Before the rules were unveiled, we played an important role in helping shape them, sharing comments about this issue on three occasions. And, again, while the final rule didn’t reflect all of our feedback, Finra embraced many of our suggestions.
In our comment letters, we stressed that regulators needed to acknowledge the realities of the American workplace, pointing out that the shifts weren’t entirely due to COVID-19. Indeed, many industries, including ours, had already embraced a range of flexible work models long before the pandemic took hold.
We also mentioned that supervisory professionals increasingly rely on technology and centralized, cloud-based systems to do their jobs. Few, if any, of them maintain physical books and records in their homes, and they don’t participate in sales activity, all of which makes yearly inspections disproportionate.
Therefore, in this case, Finra should be applauded. It listened to the public, the industry, and other stakeholders and then came up with rules that not only were more in line with the way Americans work and live but also provided investors with the protections they deserve.
Still work to do
That said, another set of rules surrounding remote inspections are less promising. On July 1, Finra’s Remote Inspections Pilot Program begins. On the surface, it also seems consistent with the regulator’s attempt to modernize its rules to account for the fact that more industry professionals are taking advantage of flexible work arrangements.

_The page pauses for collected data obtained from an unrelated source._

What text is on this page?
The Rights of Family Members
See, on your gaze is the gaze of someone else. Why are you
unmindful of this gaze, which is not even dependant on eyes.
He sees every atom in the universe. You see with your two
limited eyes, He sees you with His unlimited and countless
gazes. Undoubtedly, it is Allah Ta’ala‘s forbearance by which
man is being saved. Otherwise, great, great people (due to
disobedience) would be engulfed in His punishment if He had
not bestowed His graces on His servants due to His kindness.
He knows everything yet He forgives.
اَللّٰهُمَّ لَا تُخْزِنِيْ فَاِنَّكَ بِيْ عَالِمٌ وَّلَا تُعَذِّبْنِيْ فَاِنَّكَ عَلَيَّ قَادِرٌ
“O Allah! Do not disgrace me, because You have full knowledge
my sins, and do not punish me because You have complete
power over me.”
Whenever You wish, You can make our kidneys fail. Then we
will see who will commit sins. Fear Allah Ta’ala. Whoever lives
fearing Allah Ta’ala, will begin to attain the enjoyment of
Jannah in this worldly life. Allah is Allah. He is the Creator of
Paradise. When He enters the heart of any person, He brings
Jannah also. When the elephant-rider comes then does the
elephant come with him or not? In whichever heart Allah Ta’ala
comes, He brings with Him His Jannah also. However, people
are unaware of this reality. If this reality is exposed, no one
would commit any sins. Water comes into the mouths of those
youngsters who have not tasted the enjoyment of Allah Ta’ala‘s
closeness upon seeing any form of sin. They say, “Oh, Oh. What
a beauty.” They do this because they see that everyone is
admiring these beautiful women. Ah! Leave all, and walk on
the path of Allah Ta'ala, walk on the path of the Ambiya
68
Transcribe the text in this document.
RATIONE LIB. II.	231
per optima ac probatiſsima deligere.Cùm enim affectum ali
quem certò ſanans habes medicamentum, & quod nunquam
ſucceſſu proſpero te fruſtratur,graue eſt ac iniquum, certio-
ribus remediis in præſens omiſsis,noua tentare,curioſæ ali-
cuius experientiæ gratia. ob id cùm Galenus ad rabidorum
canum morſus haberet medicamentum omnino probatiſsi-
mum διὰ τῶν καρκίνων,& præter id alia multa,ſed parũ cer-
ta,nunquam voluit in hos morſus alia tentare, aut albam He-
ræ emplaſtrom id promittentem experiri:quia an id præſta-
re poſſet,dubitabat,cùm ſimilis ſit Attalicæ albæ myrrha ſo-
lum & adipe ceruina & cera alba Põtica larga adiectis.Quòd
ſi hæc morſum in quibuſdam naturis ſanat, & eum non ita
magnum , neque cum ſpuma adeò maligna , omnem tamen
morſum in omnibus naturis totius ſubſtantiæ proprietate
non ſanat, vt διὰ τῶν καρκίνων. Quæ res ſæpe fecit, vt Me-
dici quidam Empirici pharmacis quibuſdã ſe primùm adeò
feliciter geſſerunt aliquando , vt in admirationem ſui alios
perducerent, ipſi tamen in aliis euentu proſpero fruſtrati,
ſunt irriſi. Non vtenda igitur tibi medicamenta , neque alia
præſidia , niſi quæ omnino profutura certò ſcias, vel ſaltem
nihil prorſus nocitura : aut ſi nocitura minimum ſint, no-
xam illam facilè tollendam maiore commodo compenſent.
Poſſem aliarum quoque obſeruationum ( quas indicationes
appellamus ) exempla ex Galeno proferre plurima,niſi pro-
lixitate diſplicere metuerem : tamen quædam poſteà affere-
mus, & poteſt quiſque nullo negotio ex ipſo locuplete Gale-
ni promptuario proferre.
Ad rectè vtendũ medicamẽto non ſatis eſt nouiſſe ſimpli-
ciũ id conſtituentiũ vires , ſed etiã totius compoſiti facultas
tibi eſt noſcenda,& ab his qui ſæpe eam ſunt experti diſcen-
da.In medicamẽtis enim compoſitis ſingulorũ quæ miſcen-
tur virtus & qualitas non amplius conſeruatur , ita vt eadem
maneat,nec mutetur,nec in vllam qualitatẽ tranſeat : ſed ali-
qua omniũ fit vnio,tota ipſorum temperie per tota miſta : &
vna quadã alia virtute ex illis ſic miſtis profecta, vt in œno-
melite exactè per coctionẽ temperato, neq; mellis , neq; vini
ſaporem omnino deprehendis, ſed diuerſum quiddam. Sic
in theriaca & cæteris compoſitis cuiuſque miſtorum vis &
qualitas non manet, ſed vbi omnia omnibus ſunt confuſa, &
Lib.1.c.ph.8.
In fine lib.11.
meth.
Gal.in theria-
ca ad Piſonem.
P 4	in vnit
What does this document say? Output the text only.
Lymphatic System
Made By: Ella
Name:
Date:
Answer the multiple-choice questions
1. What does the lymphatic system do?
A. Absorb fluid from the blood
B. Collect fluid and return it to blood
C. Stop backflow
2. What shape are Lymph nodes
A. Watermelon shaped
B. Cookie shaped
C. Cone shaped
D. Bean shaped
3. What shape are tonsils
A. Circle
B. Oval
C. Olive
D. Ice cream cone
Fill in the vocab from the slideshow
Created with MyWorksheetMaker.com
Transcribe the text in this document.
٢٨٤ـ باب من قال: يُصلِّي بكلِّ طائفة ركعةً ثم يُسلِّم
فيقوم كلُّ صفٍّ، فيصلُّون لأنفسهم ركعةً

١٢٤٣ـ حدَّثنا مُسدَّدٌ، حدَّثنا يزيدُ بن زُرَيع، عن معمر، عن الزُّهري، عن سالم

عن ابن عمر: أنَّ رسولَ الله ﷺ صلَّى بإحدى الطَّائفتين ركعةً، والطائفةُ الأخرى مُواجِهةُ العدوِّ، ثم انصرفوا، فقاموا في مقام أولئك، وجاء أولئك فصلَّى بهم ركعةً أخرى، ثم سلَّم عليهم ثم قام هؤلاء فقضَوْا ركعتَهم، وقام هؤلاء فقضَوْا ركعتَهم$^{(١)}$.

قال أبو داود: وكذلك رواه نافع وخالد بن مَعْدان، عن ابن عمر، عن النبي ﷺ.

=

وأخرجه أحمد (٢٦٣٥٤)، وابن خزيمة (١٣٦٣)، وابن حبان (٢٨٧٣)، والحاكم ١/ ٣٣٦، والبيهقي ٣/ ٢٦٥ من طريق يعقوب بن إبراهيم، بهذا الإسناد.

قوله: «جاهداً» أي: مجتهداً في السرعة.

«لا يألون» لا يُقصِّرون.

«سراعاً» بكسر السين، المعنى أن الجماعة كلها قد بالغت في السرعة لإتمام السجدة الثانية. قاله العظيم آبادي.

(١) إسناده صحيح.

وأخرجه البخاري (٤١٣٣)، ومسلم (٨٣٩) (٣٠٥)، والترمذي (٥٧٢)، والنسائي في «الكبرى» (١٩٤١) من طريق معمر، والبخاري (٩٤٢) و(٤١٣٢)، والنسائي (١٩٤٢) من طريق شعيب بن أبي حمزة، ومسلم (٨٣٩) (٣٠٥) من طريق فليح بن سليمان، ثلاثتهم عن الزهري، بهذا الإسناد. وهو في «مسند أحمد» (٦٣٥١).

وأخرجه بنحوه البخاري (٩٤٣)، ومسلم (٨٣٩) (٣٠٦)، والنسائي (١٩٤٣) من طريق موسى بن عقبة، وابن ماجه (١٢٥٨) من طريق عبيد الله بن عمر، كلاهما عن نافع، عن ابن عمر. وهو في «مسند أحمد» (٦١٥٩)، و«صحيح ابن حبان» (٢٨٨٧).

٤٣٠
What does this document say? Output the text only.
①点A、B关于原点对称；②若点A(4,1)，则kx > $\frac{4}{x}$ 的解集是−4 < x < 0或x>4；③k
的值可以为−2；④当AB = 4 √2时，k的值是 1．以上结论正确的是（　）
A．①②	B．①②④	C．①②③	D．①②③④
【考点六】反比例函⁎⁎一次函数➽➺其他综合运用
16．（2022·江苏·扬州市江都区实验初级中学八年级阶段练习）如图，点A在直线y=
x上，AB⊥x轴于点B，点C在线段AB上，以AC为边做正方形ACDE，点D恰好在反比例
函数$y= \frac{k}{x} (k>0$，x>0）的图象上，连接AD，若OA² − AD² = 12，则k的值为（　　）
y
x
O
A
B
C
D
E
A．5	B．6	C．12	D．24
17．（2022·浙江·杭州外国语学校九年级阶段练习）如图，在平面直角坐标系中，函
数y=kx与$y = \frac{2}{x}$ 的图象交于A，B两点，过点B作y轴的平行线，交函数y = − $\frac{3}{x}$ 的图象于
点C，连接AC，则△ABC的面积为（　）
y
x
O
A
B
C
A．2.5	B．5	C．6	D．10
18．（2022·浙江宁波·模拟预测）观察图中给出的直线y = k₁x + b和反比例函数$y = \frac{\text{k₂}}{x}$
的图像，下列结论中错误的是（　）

The devil, however, is in the details. And that’s where things get interesting. Without delving into the minutia of the rule, the issue is the number of conditions firms need to meet to be eligible for the pilot program.
In speaking with our members, it’s become clear that meeting all of them will be a high bar that could discourage many firms from participating, even as much of the industry finds the program useful in theory and wants to leverage technology to do inspections. Also, after the pandemic restricted business travel, many advisors actually want to visit with the home office in person and vice versa.
As a result, when Finra in three years evaluates whether the program is working, low levels of participation may yield an incomplete data set, making it difficult to decide what modifications to implement – or whether to continue it at all. Either way, we look forward to staying in contact with Finra about the program.
Constructive Engagement
Advocacy can be a contact sport. But it doesn’t have to be. No matter the issue, it’s always very productive to find common ground, leverage the insights of experts and other industry participants, and then find the best way forward.
Most of the time, that tends to generate positive outcomes that make the industry work better for firms, advisors and clients. And when it doesn’t, the key is to continue to work.